Genesis 3:16’s curse is not that all women want to dominate men and ultimately be in control. Good grief, NO! It’s that apart from Christ, we are predisposed to look to men to fulfill in us things that only God Himself can fill. It’s that we are idolators. By misinterpreting Genesis 3:16, Dr. Smith fails to address the root issues of worship and idolatry with which women struggle in every culture regardless of background. Subsequently she fails to address the root answer to the gender wars particularly for women, which I believe is the climax of Christ’s death on the cross – the tearing of the veil that stood as the barrier between God and us. In Christ, I am now invited to boldly and confidently enter God’s presence to find grace and mercy for every need—to have my desires and needs met in Him. As the Psalmist says in Psalms 73, “Whom have I in heaven but You and there is none on earth that I desire beside You. My flesh and my heart fail, but God is the strength of my heart and my portion (inheritance) forever.” This is the right answer to the woman’s misdirected desire of Genesis 3. It’s the gospel!

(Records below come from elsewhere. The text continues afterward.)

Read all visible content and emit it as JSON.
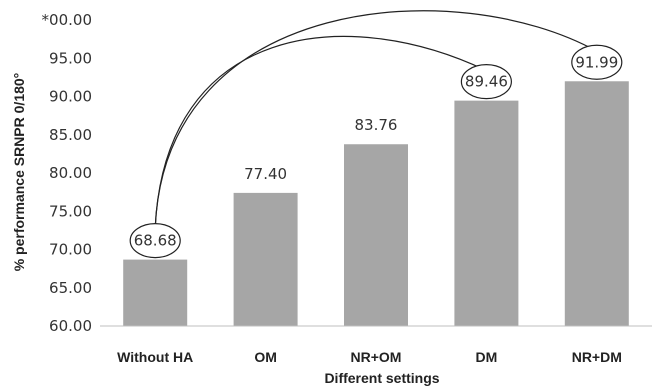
{
  "chart_data": {
    "type": "bar",
    "categories": [
      "Without HA",
      "OM",
      "NR+OM",
      "DM",
      "NR+DM"
    ],
    "values": [
      68.68,
      77.4,
      83.76,
      89.46,
      91.99
    ],
    "data_labels": [
      "68.68",
      "77.40",
      "83.76",
      "89.46",
      "91.99"
    ],
    "xlabel": "Different settings",
    "ylabel": "% performance  SRNPR 0/180°",
    "ylim": [
      60,
      100
    ],
    "yticks": [
      "60.00",
      "65.00",
      "70.00",
      "75.00",
      "80.00",
      "85.00",
      "90.00",
      "95.00",
      "*00.00"
    ],
    "ytick_values": [
      60,
      65,
      70,
      75,
      80,
      85,
      90,
      95,
      100
    ],
    "grid": false,
    "bar_color": "#a6a6a6",
    "circled_labels": [
      "Without HA",
      "DM",
      "NR+DM"
    ],
    "comparison_arcs": [
      {
        "from": "Without HA",
        "to": "DM"
      },
      {
        "from": "Without HA",
        "to": "NR+DM"
      }
    ]
  }
}
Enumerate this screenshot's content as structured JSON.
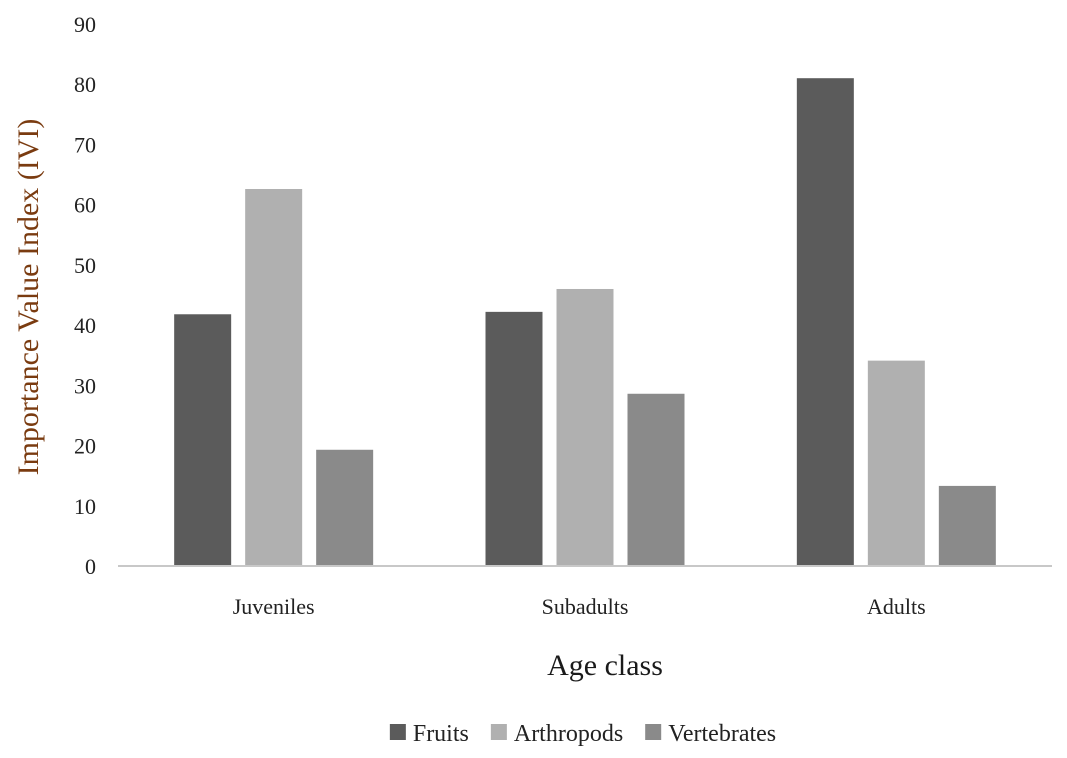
{
  "chart_data": {
    "type": "bar",
    "categories": [
      "Juveniles",
      "Subadults",
      "Adults"
    ],
    "series": [
      {
        "name": "Fruits",
        "values": [
          41.8,
          42.2,
          81.0
        ],
        "color": "#5b5b5b"
      },
      {
        "name": "Arthropods",
        "values": [
          62.6,
          46.0,
          34.1
        ],
        "color": "#b0b0b0"
      },
      {
        "name": "Vertebrates",
        "values": [
          19.3,
          28.6,
          13.3
        ],
        "color": "#8a8a8a"
      }
    ],
    "yticks": [
      "0",
      "10",
      "20",
      "30",
      "40",
      "50",
      "60",
      "70",
      "80",
      "90"
    ],
    "ylim": [
      0,
      90
    ],
    "xlabel": "Age class",
    "ylabel": "Importance Value Index (IVI)",
    "ylabel_color": "#7a3b10",
    "grid": false,
    "legend": "bottom"
  }
}
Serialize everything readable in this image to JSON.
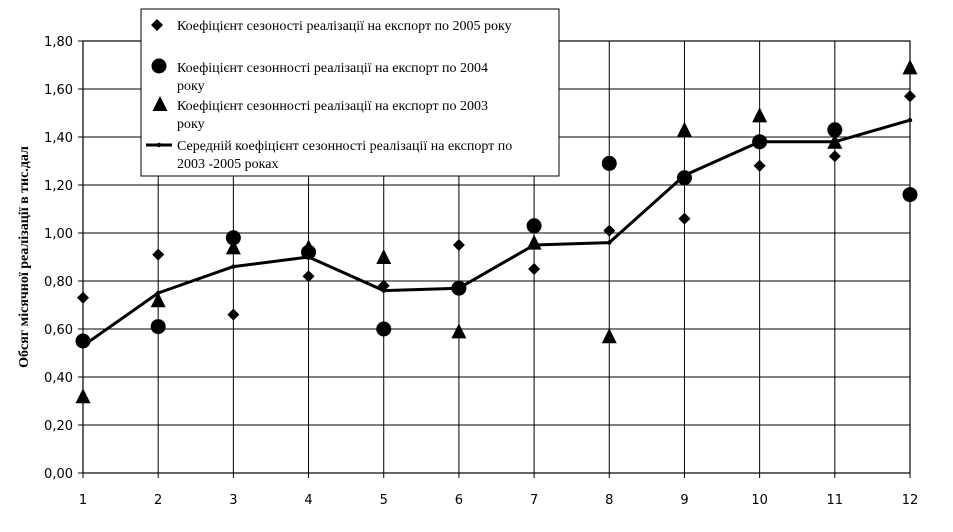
{
  "chart_data": {
    "type": "line",
    "ylabel": "Обсяг місячної реалізації в тис.дал",
    "xlabel": "",
    "x": [
      1,
      2,
      3,
      4,
      5,
      6,
      7,
      8,
      9,
      10,
      11,
      12
    ],
    "x_tick_labels": [
      "1",
      "2",
      "3",
      "4",
      "5",
      "6",
      "7",
      "8",
      "9",
      "10",
      "11",
      "12"
    ],
    "y_tick_labels": [
      "0,00",
      "0,20",
      "0,40",
      "0,60",
      "0,80",
      "1,00",
      "1,20",
      "1,40",
      "1,60",
      "1,80"
    ],
    "ylim": [
      0,
      1.8
    ],
    "grid": true,
    "legend_position": "top",
    "series": [
      {
        "name": "Коефіцієнт сезоності реалізації на експорт по 2005 року",
        "marker": "diamond",
        "line": false,
        "values": [
          0.73,
          0.91,
          0.66,
          0.82,
          0.78,
          0.95,
          0.85,
          1.01,
          1.06,
          1.28,
          1.32,
          1.57
        ]
      },
      {
        "name_lines": [
          "Коефіцієнт сезонності реалізації на експорт по 2004",
          "року"
        ],
        "marker": "circle",
        "line": false,
        "values": [
          0.55,
          0.61,
          0.98,
          0.92,
          0.6,
          0.77,
          1.03,
          1.29,
          1.23,
          1.38,
          1.43,
          1.16
        ]
      },
      {
        "name_lines": [
          "Коефіцієнт сезонності реалізації на експорт по 2003",
          "року"
        ],
        "marker": "triangle",
        "line": false,
        "values": [
          0.32,
          0.72,
          0.94,
          0.94,
          0.9,
          0.59,
          0.96,
          0.57,
          1.43,
          1.49,
          1.38,
          1.69
        ]
      },
      {
        "name_lines": [
          "Середній коефіцієнт сезонності реалізації на експорт по",
          "2003 -2005 роках"
        ],
        "marker": "dot",
        "line": true,
        "values": [
          0.53,
          0.75,
          0.86,
          0.9,
          0.76,
          0.77,
          0.95,
          0.96,
          1.24,
          1.38,
          1.38,
          1.47
        ]
      }
    ]
  }
}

Dr. Smith is certainly not the only complementarian to interpret Genesis 3:16 this way. In fact, I think it’s the number one problem that undermines complementarian presentations. It’s hard to convince people to take other controversial words to women in a straightforward way when leaders interpret the initial curse and root problem for women in such a convoluted way. Plus, it colors the tone of our presentations. When a speaker or author thinks a woman’s number 1 problem is that they want to take over the world from men, then normal questions, concerns, or push back become evidences of a nagging, manipulative, or dominating spirit. You can’t have a conversation with such a spirit of suspicion. I really hope more complementarian pastors and authors will start leading differently on this issue.
Despite these differences between myself and the book, I was caused to think about a number of passages of Scripture in greater depth as I worked through the book. In particular, I was reminded that with Paul’s controversial words on gender in his epistles, he repeatedly calls men and women back to reflect what God created us to be in perfection, despite the ways the fall has caused all of our relationships to struggle. God set up very good things in Genesis 1 and 2, and the cross of Christ that we celebrate particularly in this season makes a way for us to reclaim all that was lost in the fall. Creation, not curse, now defines us as His image bearers.
Bottom Line: This book is strongly influenced by the author’s particular background (then again, few books are not). You’ll likely find the study of various passages in this book helpful if you are already convinced of a complementarian perspective, but I don’t suggest this book as a tool for convincing someone else to your position.